Filled with the knowledge of God’s will is closely akin to ‘growing in the knowledge of God’ (v 10). What is the end? Well, it is actually several-fold and I will unpack these in subsequent posts, but suffice it to say that when we are fully in tune, constantly reminded of, and always anticipating God’s will in our lives we will a) live a life worthy of the Lord and please him in every way and bear fruit and grow in knowledge of him (10); b) be strengthened so that we might have great endurance and patience (11); c) give thanks to the Father (12). Knowing God’s will for us in Christ even while we live in Colossae gives us the courage we need to ‘walk about’ (‘live a life worthy’) in a manner that pleases Him in every way. This all, in other words, has something to do with our sanctification in Christ which is an ongoing process that will not culminate until death or the return of Christ.

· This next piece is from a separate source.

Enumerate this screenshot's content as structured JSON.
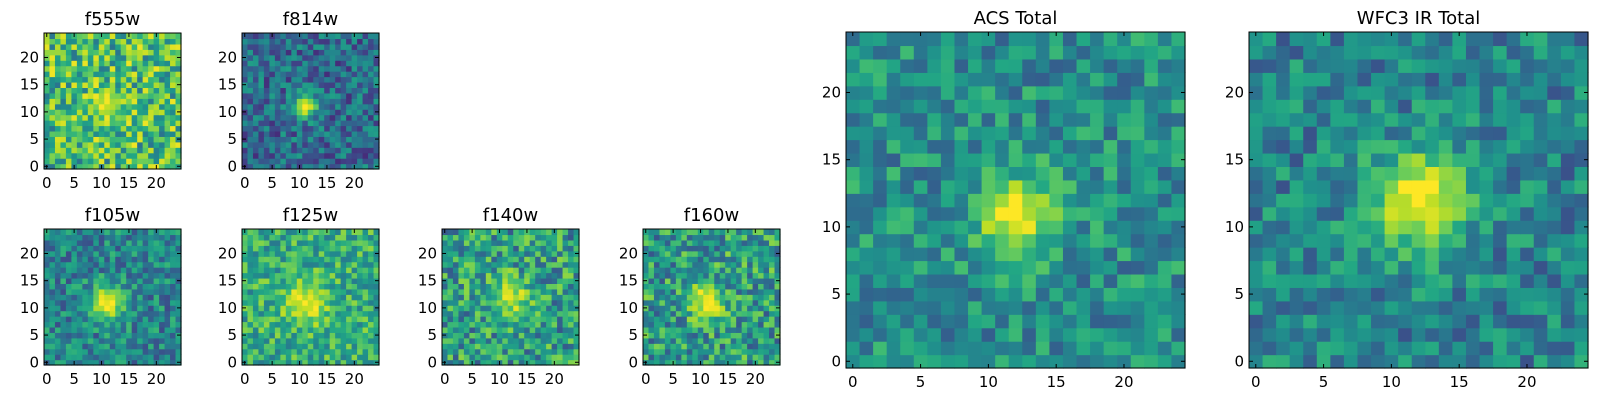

I wonder if the Colossians were surprised at the contents of Paul’s prayer for them? He doesn’t pray that they will be magically shielded from all sorts of dangers. He doesn’t call down curses on the heads of the so-called ‘visitors.’ He doesn’t pray that God will heal them of all physical maladies and ailments. He doesn’t even pray that they will be protected from danger while they reside in Colossae. Instead, he prays simply that they would be filled with the knowledge of God’s will, that no part of their existence would be left unscathed by his purposes, that they, like water jars filled to the brim with water (see John 2:7) would have no room left in their lives for the will of anyone or anything else. Filled. Completely.
I suppose it would shock most Christians if the preacher came to their hospital bedside and began to pray something like this, but here we see the ordering of priorities in church prayers: What matters? Does sickness and difficulty in life matter? Yes. Should we pray about it? Yes. The real question is not, however, if we should pray about such things but rather what are we going to pray about such things? If we have prayed that God fill us with the knowledge of His will, and He does it, then is there anything else left to pray about at all? I wonder if the church, as naïve as this may sound, can be content with a prayer the content of which is merely “I pray you are filled with the knowledge of His will.” If we are filled with His will then there is no room left not even for our own.